Success and failure would alter form completely.   Neither would be completely real, and certainly not permanent or all that important in the grand scheme of things.   Even poverty, wealth, exploitation and violence would shift meaning – if there is unity, the “self” experiences everything at some level.   The idea I’m living a comfortable life is just a focus of perspective at this moment.   At a deeper level all experience is shared.

Most people would simply dismiss all this as meaningless speculation.   We have jobs to do, families to raise, and the reality we experience runs by particular rules we have to navigate.   However, I would argue that thinking about reality from a new perspective might actually have some beneficial consequences.

It could certainly mean letting go of a lot of stress and anxiety — just entertaining the thought that the world is not cold and cruel but rather purposeful and full of opportunity alters ones’ mood.    It also could cause one to consider different goals; if this moment of experiencing life through this perspective is only a partial taste of a greater reality, then striving for material success for the sake of material success alone starts to seem pointless.

The mind would shift to looking for clues in relationships and life activities that might hint at how one can enrich ones’ experience at a deeper level.    The world as a whole would be more important; the day to day struggles and dilemmas could seem more trivial.   Fear of death would give way to acceptance of transitions.   Hatred would become irrational, since hatred of the other would be hatred of a part of the self.   Love would be the ultimate truth, in that it would entail the connection between apparent-self and apparent-other.

Human history contains many versions of reality that seemed absolutely natural to those living within them.  Slavery, the superiority of one gender over another, sacrifices to Gods, tribal customs, religious faith, and secular rationalism are all ways humans have conceptualized and thus interpreted reality and experience.    The idea that what seems natural at this point in time is based on a misunderstanding of reality certainly is feasible.

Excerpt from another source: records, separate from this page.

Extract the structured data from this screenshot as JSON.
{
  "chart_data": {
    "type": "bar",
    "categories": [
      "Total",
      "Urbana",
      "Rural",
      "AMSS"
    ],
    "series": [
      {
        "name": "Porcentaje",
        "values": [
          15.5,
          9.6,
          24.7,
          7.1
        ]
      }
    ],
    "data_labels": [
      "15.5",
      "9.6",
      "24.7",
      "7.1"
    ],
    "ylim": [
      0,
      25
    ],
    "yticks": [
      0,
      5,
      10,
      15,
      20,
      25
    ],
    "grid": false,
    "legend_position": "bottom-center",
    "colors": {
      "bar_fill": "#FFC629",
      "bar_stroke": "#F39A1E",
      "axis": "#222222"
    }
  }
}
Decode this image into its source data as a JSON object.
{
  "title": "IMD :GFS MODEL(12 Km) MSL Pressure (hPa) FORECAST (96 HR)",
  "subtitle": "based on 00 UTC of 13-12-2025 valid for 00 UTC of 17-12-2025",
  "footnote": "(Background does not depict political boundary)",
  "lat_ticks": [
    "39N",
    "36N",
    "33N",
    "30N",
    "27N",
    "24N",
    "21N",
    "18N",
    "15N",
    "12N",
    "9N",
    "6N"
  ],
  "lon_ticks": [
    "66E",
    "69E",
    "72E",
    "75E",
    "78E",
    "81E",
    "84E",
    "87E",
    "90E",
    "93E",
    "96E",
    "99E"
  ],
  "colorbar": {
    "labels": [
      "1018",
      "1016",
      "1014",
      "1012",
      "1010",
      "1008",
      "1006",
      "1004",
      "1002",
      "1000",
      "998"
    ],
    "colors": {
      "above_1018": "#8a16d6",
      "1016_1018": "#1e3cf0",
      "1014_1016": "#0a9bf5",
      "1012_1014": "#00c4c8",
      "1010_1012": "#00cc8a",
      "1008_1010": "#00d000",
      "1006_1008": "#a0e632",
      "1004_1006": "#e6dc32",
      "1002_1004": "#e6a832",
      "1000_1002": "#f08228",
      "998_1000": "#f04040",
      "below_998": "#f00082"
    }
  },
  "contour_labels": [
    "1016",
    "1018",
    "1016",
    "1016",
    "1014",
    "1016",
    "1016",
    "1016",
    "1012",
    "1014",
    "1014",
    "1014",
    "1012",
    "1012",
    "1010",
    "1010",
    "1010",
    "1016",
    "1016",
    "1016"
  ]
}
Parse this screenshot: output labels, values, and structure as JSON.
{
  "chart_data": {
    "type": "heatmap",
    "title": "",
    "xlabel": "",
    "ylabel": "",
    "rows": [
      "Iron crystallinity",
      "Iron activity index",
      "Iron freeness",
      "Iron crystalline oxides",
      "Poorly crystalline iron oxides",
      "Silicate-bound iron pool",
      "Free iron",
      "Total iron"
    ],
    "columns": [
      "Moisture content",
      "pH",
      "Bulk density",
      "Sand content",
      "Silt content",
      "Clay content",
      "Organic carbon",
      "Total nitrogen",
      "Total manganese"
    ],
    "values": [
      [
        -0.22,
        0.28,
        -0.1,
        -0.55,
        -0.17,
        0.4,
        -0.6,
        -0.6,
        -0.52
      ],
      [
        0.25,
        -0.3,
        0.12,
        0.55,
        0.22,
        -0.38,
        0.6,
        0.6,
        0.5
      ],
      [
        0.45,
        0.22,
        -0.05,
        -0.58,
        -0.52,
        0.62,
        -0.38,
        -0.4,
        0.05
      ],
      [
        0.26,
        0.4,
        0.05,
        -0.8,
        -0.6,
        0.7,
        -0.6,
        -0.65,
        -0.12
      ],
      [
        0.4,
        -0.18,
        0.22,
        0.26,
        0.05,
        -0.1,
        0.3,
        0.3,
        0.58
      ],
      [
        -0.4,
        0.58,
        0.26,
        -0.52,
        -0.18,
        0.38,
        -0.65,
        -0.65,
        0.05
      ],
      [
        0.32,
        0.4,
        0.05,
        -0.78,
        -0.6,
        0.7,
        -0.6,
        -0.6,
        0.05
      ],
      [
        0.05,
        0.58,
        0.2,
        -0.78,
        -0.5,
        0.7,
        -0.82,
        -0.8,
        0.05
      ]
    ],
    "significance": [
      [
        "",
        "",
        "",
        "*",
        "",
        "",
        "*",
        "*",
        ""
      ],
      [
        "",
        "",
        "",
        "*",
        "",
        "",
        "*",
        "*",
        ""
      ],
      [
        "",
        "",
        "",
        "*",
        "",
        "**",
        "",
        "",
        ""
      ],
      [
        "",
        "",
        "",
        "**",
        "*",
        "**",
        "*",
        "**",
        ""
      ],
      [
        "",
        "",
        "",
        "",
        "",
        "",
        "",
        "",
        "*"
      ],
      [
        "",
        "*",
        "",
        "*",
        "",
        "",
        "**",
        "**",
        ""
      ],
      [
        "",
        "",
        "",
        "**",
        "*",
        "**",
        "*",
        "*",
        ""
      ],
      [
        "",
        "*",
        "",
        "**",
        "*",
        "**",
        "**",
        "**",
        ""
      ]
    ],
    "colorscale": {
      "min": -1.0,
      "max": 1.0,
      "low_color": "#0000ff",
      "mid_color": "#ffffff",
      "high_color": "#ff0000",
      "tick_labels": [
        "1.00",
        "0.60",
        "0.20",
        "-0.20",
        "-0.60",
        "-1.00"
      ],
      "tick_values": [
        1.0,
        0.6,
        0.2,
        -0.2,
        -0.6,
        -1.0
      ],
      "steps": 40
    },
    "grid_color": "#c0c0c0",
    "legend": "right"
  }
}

If we are willing to try out different ways of conceiving experience and reality we can avoid being trapped into the mode of thinking dominant in our particular culture.    To me, that’s liberating, and gives me some power over how I choose to interpret my experience.   Rather than accepting a world view created by otherse, I can use reason and reflection — the heart and the head — to determine what I believe to be true, and choose how I want to live my life.   That is real freedom.